Clean ways to fix it

Option 1: Go ESM on purpose

Set:

{
  "type": "module"
}

Then keep using import and export.

Option 2: Stay CommonJS on purpose

Rewrite the entrypoint:

const express = require('express');

and use module.exports or exports.

Option 3: Use .mjs for ESM files

If you do not want to change package-wide behavior, rename the entry file:

server.mjs

and run:

node server.mjs

Transpiler trap

TypeScript, Babel, or bundlers may emit one module format while your runtime expects another. So if source code looks modern but emitted output is CommonJS, the file you actually run may not match the file you think matters.

Inspect the real execution target:

cat package.json
node -p "require('./package.json').type"

and check whether npm start runs source or build output.
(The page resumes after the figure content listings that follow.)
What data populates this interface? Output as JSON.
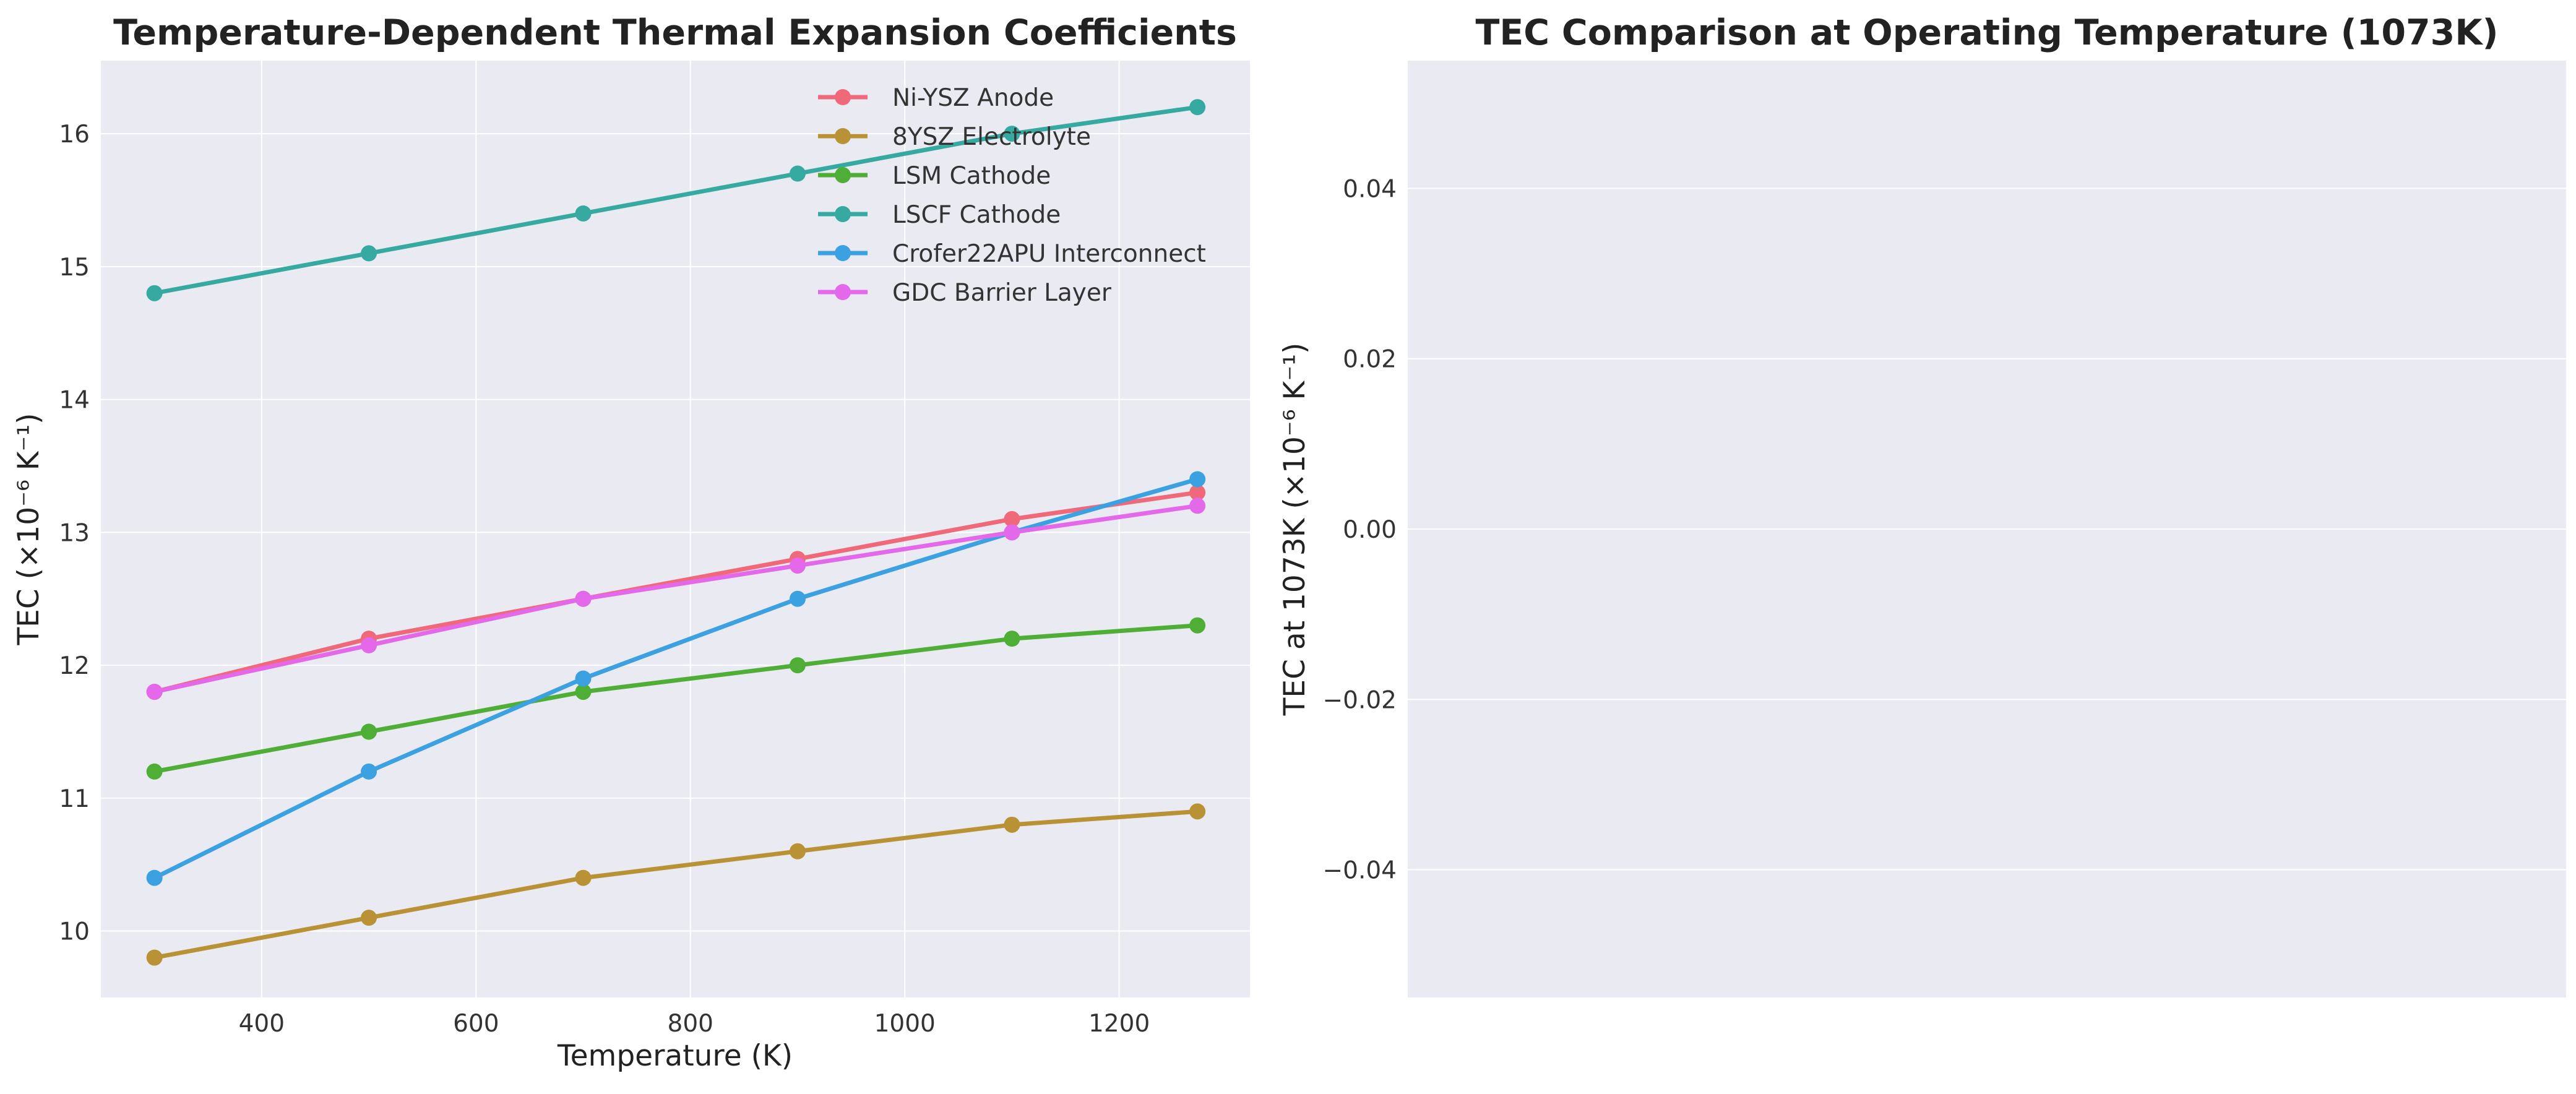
{
  "chart_data": [
    {
      "type": "line",
      "title": "Temperature-Dependent Thermal Expansion Coefficients",
      "xlabel": "Temperature (K)",
      "ylabel": "TEC (×10⁻⁶ K⁻¹)",
      "xlim": [
        250,
        1322
      ],
      "ylim": [
        9.5,
        16.55
      ],
      "xticks": [
        400,
        600,
        800,
        1000,
        1200
      ],
      "yticks": [
        10,
        11,
        12,
        13,
        14,
        15,
        16
      ],
      "grid": true,
      "legend_position": "top-right",
      "x": [
        300,
        500,
        700,
        900,
        1100,
        1273
      ],
      "series": [
        {
          "name": "Ni-YSZ Anode",
          "color": "#f0697a",
          "values": [
            11.8,
            12.2,
            12.5,
            12.8,
            13.1,
            13.3
          ]
        },
        {
          "name": "8YSZ Electrolyte",
          "color": "#b89234",
          "values": [
            9.8,
            10.1,
            10.4,
            10.6,
            10.8,
            10.9
          ]
        },
        {
          "name": "LSM Cathode",
          "color": "#4fae35",
          "values": [
            11.2,
            11.5,
            11.8,
            12.0,
            12.2,
            12.3
          ]
        },
        {
          "name": "LSCF Cathode",
          "color": "#36aaa0",
          "values": [
            14.8,
            15.1,
            15.4,
            15.7,
            16.0,
            16.2
          ]
        },
        {
          "name": "Crofer22APU Interconnect",
          "color": "#3ba1e0",
          "values": [
            10.4,
            11.2,
            11.9,
            12.5,
            13.0,
            13.4
          ]
        },
        {
          "name": "GDC Barrier Layer",
          "color": "#e469ea",
          "values": [
            11.8,
            12.15,
            12.5,
            12.75,
            13.0,
            13.2
          ]
        }
      ]
    },
    {
      "type": "bar",
      "title": "TEC Comparison at Operating Temperature (1073K)",
      "xlabel": "",
      "ylabel": "TEC at 1073K (×10⁻⁶ K⁻¹)",
      "ylim": [
        -0.055,
        0.055
      ],
      "yticks": [
        "0.04",
        "0.02",
        "0.00",
        "−0.02",
        "−0.04"
      ],
      "ytick_values": [
        0.04,
        0.02,
        0.0,
        -0.02,
        -0.04
      ],
      "categories": [],
      "values": [],
      "grid": true
    }
  ]
}
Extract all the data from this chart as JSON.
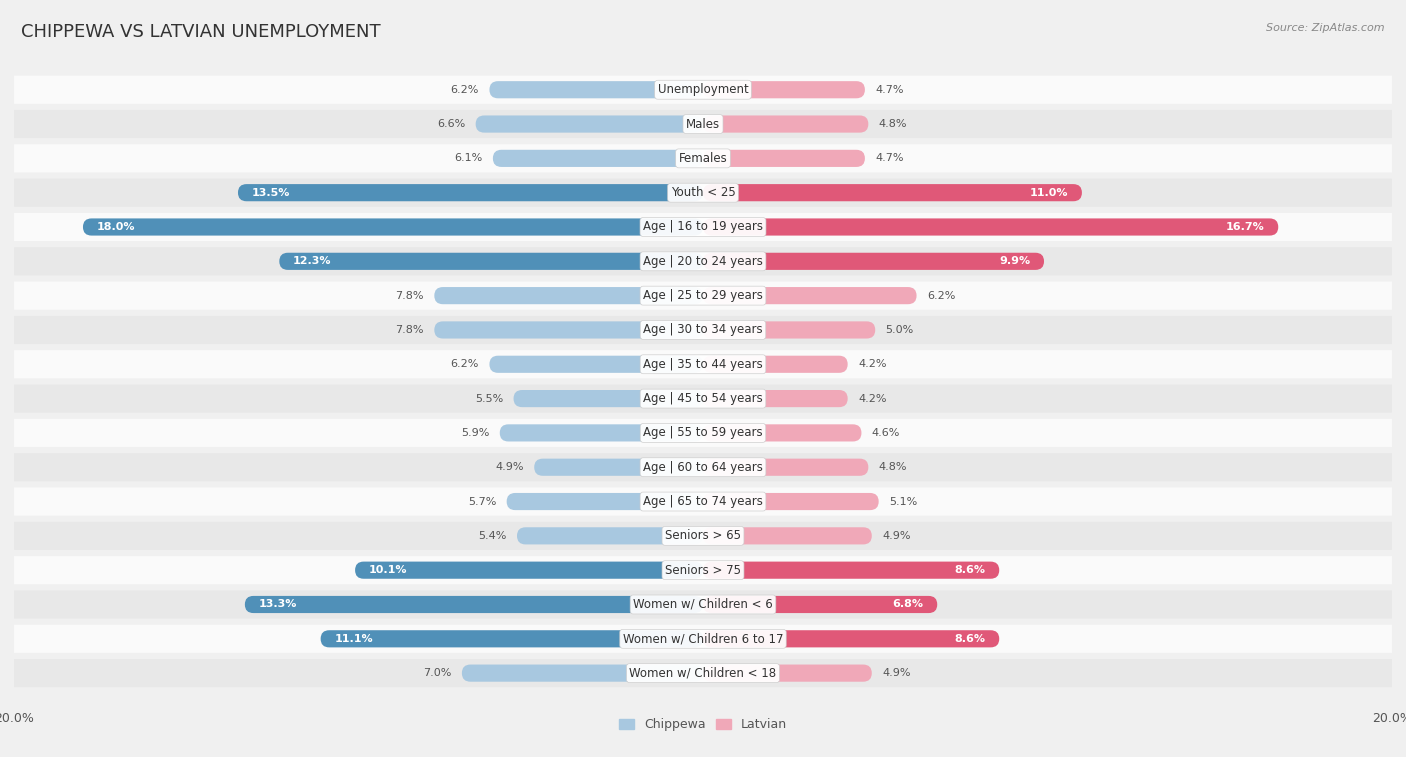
{
  "title": "CHIPPEWA VS LATVIAN UNEMPLOYMENT",
  "source": "Source: ZipAtlas.com",
  "categories": [
    "Unemployment",
    "Males",
    "Females",
    "Youth < 25",
    "Age | 16 to 19 years",
    "Age | 20 to 24 years",
    "Age | 25 to 29 years",
    "Age | 30 to 34 years",
    "Age | 35 to 44 years",
    "Age | 45 to 54 years",
    "Age | 55 to 59 years",
    "Age | 60 to 64 years",
    "Age | 65 to 74 years",
    "Seniors > 65",
    "Seniors > 75",
    "Women w/ Children < 6",
    "Women w/ Children 6 to 17",
    "Women w/ Children < 18"
  ],
  "chippewa": [
    6.2,
    6.6,
    6.1,
    13.5,
    18.0,
    12.3,
    7.8,
    7.8,
    6.2,
    5.5,
    5.9,
    4.9,
    5.7,
    5.4,
    10.1,
    13.3,
    11.1,
    7.0
  ],
  "latvian": [
    4.7,
    4.8,
    4.7,
    11.0,
    16.7,
    9.9,
    6.2,
    5.0,
    4.2,
    4.2,
    4.6,
    4.8,
    5.1,
    4.9,
    8.6,
    6.8,
    8.6,
    4.9
  ],
  "chippewa_color": "#a8c8e0",
  "latvian_color": "#f0a8b8",
  "chippewa_highlight_color": "#5090b8",
  "latvian_highlight_color": "#e05878",
  "highlight_rows": [
    3,
    4,
    5,
    14,
    15,
    16
  ],
  "bg_color": "#f0f0f0",
  "row_bg_even": "#fafafa",
  "row_bg_odd": "#e8e8e8",
  "axis_max": 20.0,
  "legend_chippewa": "Chippewa",
  "legend_latvian": "Latvian",
  "title_fontsize": 13,
  "label_fontsize": 8.5,
  "value_fontsize": 8.0
}
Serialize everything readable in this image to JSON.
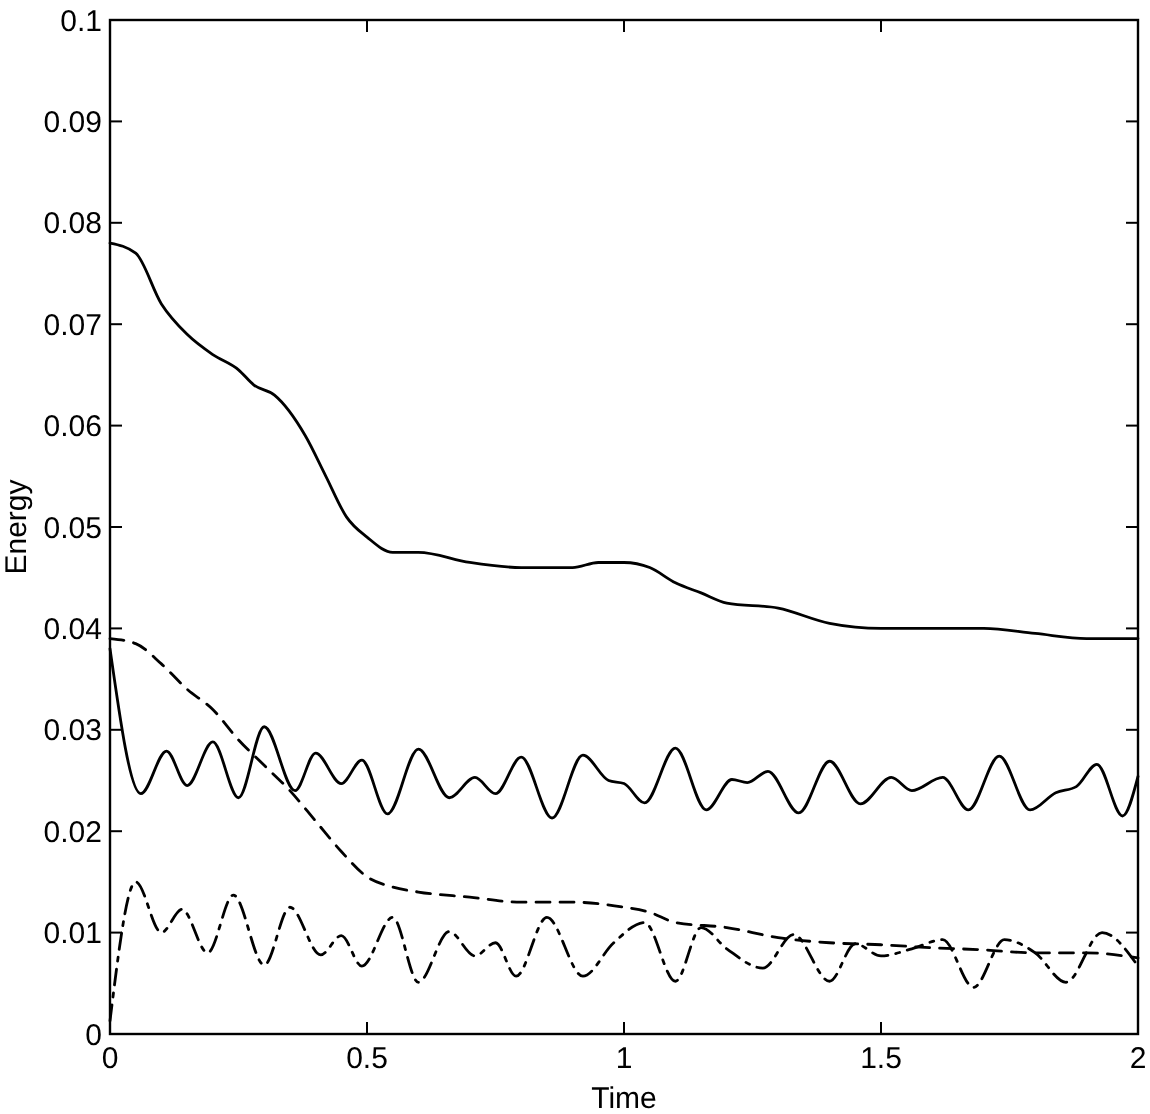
{
  "chart_data": {
    "type": "line",
    "xlabel": "Time",
    "ylabel": "Energy",
    "xlim": [
      0,
      2
    ],
    "ylim": [
      0,
      0.1
    ],
    "xticks": [
      0,
      0.5,
      1,
      1.5,
      2
    ],
    "yticks": [
      0,
      0.01,
      0.02,
      0.03,
      0.04,
      0.05,
      0.06,
      0.07,
      0.08,
      0.09,
      0.1
    ],
    "grid": false,
    "marker": "none",
    "series": [
      {
        "color": "#000000",
        "line_style": "solid",
        "x": [
          0,
          0.05,
          0.1,
          0.15,
          0.2,
          0.25,
          0.28,
          0.32,
          0.38,
          0.42,
          0.46,
          0.5,
          0.55,
          0.6,
          0.7,
          0.8,
          0.9,
          0.95,
          1.0,
          1.05,
          1.1,
          1.15,
          1.2,
          1.3,
          1.4,
          1.5,
          1.6,
          1.7,
          1.8,
          1.9,
          2.0
        ],
        "values": [
          0.078,
          0.077,
          0.072,
          0.069,
          0.067,
          0.0655,
          0.064,
          0.063,
          0.059,
          0.055,
          0.051,
          0.049,
          0.0475,
          0.0475,
          0.0465,
          0.046,
          0.046,
          0.0465,
          0.0465,
          0.046,
          0.0445,
          0.0435,
          0.0425,
          0.042,
          0.0405,
          0.04,
          0.04,
          0.04,
          0.0395,
          0.039,
          0.039
        ]
      },
      {
        "color": "#000000",
        "line_style": "dashed",
        "x": [
          0,
          0.05,
          0.1,
          0.15,
          0.2,
          0.25,
          0.3,
          0.35,
          0.4,
          0.45,
          0.5,
          0.55,
          0.6,
          0.7,
          0.8,
          0.9,
          1.0,
          1.05,
          1.1,
          1.2,
          1.3,
          1.4,
          1.5,
          1.6,
          1.7,
          1.8,
          1.9,
          2.0
        ],
        "values": [
          0.039,
          0.0385,
          0.0365,
          0.034,
          0.032,
          0.029,
          0.0265,
          0.024,
          0.021,
          0.018,
          0.0155,
          0.0145,
          0.014,
          0.0135,
          0.013,
          0.013,
          0.0125,
          0.012,
          0.011,
          0.0105,
          0.0095,
          0.009,
          0.0088,
          0.0085,
          0.0083,
          0.008,
          0.008,
          0.0075
        ]
      },
      {
        "color": "#000000",
        "line_style": "solid",
        "x": [
          0,
          0.06,
          0.11,
          0.15,
          0.2,
          0.25,
          0.3,
          0.36,
          0.4,
          0.45,
          0.49,
          0.54,
          0.6,
          0.66,
          0.71,
          0.75,
          0.8,
          0.86,
          0.92,
          0.97,
          1.0,
          1.04,
          1.1,
          1.16,
          1.21,
          1.24,
          1.28,
          1.34,
          1.4,
          1.46,
          1.52,
          1.56,
          1.62,
          1.67,
          1.73,
          1.79,
          1.84,
          1.88,
          1.92,
          1.97,
          2.0
        ],
        "values": [
          0.038,
          0.0237,
          0.0279,
          0.0245,
          0.0288,
          0.0233,
          0.0303,
          0.024,
          0.0277,
          0.0247,
          0.027,
          0.0217,
          0.0281,
          0.0233,
          0.0253,
          0.0237,
          0.0273,
          0.0213,
          0.0275,
          0.025,
          0.0247,
          0.0228,
          0.0282,
          0.0221,
          0.0251,
          0.0248,
          0.0259,
          0.0218,
          0.0269,
          0.0227,
          0.0253,
          0.024,
          0.0253,
          0.0221,
          0.0274,
          0.0221,
          0.0238,
          0.0244,
          0.0266,
          0.0215,
          0.0254
        ]
      },
      {
        "color": "#000000",
        "line_style": "dashdot",
        "x": [
          0,
          0.05,
          0.1,
          0.14,
          0.19,
          0.24,
          0.3,
          0.35,
          0.41,
          0.45,
          0.49,
          0.55,
          0.6,
          0.66,
          0.71,
          0.75,
          0.79,
          0.85,
          0.92,
          0.98,
          1.04,
          1.1,
          1.15,
          1.2,
          1.27,
          1.33,
          1.4,
          1.45,
          1.5,
          1.56,
          1.62,
          1.68,
          1.74,
          1.8,
          1.86,
          1.93,
          2.0
        ],
        "values": [
          0.0013,
          0.015,
          0.01,
          0.0123,
          0.008,
          0.0137,
          0.0068,
          0.0125,
          0.0078,
          0.0097,
          0.0067,
          0.0115,
          0.0051,
          0.0101,
          0.0077,
          0.009,
          0.0057,
          0.0115,
          0.0057,
          0.009,
          0.011,
          0.0052,
          0.0105,
          0.0084,
          0.0065,
          0.0098,
          0.0052,
          0.0089,
          0.0077,
          0.0084,
          0.0093,
          0.0046,
          0.0093,
          0.008,
          0.0051,
          0.01,
          0.0067
        ]
      }
    ]
  }
}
If the problem happens in tests or scripts

Sometimes the app itself works, but:

  • Jest
  • ts-node
  • old build scripts
  • one-off CLI files

still assume CommonJS.

So the issue may be localized to one toolchain edge, not the whole app.

Final recommendation

Pick one module strategy intentionally for the file you are running. Either mark the package as ESM, rename the file to .mjs, or rewrite the entrypoint to CommonJS. The error is usually configuration truth, not JavaScript hostility.